Prisão de Eike fecha o cerco ao “premiê” de Cabral

A prisão de Eike Batista e sua eventual delação prometem trazer para a ribalta um personagem chave no governo de Sérgio Cabral: o ex-secretário da Casa Civil Regis Fichtner. Segundo confidenciou ao RR um deep throat da “república de Curitiba”, os procuradores da Operação Calicute, o braço da Lava Jato no Rio, estariam puxando o fio da meada dos pagamentos feitos pelo Grupo EBX ao escritório de advocacia Andrade & Fichtner, do qual o ex secretário de Cabral é sócio. A firma presta serviços à LLX, em um contrato que remonta à construção do Porto do Açu. À época, em 2009, o governo Cabral desapropriou, com rara celeridade, cerca de 90 quilômetros quadrados para a instalação do complexo logístico-portuário.

Dezenas de proprietários de imóveis e terras entraram na Justiça contra a LLX e o estado.

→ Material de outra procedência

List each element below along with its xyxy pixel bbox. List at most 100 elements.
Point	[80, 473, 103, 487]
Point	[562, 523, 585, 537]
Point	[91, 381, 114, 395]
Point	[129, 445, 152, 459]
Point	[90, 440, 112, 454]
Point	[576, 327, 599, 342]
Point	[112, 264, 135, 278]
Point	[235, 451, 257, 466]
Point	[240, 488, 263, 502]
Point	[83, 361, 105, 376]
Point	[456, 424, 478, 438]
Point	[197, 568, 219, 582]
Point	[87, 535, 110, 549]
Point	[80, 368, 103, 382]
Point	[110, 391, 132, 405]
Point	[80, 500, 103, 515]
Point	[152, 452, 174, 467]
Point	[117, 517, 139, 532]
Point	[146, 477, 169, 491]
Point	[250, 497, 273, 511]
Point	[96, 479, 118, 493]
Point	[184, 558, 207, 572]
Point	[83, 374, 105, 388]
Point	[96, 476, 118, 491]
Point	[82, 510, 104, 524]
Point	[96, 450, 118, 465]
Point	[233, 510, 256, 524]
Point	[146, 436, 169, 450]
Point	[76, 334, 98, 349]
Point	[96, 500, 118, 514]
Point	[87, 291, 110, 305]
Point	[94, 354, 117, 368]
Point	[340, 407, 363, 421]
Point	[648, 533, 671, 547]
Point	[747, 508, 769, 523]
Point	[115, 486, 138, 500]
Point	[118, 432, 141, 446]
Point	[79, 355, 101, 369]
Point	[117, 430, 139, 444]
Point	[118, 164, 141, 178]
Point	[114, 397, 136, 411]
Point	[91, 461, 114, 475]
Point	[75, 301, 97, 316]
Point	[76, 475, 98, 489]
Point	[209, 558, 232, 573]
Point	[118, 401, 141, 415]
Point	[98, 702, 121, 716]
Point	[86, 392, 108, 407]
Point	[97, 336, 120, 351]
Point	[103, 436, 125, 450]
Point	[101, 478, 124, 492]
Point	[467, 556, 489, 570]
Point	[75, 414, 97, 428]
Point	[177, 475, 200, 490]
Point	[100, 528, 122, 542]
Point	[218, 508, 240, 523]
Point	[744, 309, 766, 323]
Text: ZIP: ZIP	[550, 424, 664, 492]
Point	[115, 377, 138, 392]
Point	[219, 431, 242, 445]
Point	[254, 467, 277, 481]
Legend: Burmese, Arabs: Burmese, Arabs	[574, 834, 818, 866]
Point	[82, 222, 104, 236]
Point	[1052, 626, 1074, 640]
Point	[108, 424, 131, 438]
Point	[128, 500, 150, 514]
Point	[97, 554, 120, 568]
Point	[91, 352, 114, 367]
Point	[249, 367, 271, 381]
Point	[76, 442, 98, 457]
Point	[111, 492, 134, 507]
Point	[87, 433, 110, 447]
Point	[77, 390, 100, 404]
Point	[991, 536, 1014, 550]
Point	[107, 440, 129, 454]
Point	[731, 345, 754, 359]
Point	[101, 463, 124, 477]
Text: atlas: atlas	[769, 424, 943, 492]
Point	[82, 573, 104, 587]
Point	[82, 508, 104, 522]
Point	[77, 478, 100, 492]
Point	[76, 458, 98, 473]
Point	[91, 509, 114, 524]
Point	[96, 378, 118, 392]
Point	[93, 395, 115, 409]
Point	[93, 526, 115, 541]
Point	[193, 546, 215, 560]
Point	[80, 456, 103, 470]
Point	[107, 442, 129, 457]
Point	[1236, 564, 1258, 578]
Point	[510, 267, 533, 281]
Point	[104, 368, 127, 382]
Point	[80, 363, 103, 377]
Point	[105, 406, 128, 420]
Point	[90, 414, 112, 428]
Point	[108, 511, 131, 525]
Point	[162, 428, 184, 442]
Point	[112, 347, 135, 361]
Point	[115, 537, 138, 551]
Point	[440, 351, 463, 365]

Do limão, fez-se uma limonada. Coube ao Andrade & Fichtner defender a empresa. Àquela altura, o escritório era comandado pela irmã de Regis Fichtner, Viviane Fichtner Pereira. O então secretário da Casa Civil estava afastado da banca havia três anos – ao deixar o governo, retornou para a empresa. Procurado, o Ministério Público Federal não se pronunciou até o fechamento desta edição, alegando que todos os procuradores que acompanham o caso estavam envolvidos com o depoimento de Eike à PF. Por sua vez, o Andrade & Fichtner confirmou que presta serviços à LLX desde abril de 2009. Disse desconhecer “a existência de qualquer investigação” no âmbito da Calicute. Por fim, afirmou que o sócio Regis Fichtner não tem qualquer relação de “parentesco, afinidade, amizade ou inimizade” com Eike Batista.

Regis Fichtner foi um dos personagens mais poderosos da gestão Cabral. Era praticamente o seu “primeiro-ministro”: cuidava da articulação política à contratação de fornecedores, passando pelas grandes obras e projetos do estado. Foi também tesoureiro na primeira campanha de Cabral ao governo do Rio,  em 2006. Em 2010, embora a função tenha sido oficialmente entregue a Wilson Carlos Carvalho – preso em novembro –, auxiliou na arrecadação de doações para a reeleição do governador.

Entre outras esquinas, Eike Batista e Regis Fichtner também se encontraram na concessão do Maracanã, em 2013. À época, Fichtner conduziu o processo de privatização do estádio, inclusive representando pessoalmente o governo em audiências públicas. A licitação foi vencida pelo consórcio Maracanã S/A, liderado pela Odebrecht. Não obstante sua diminuta participação societária por meio da IMX – apenas 5% –, Eike era a principal face, quase o garoto-propaganda do pool de investidores, que tinha ainda a norte-americana AEG.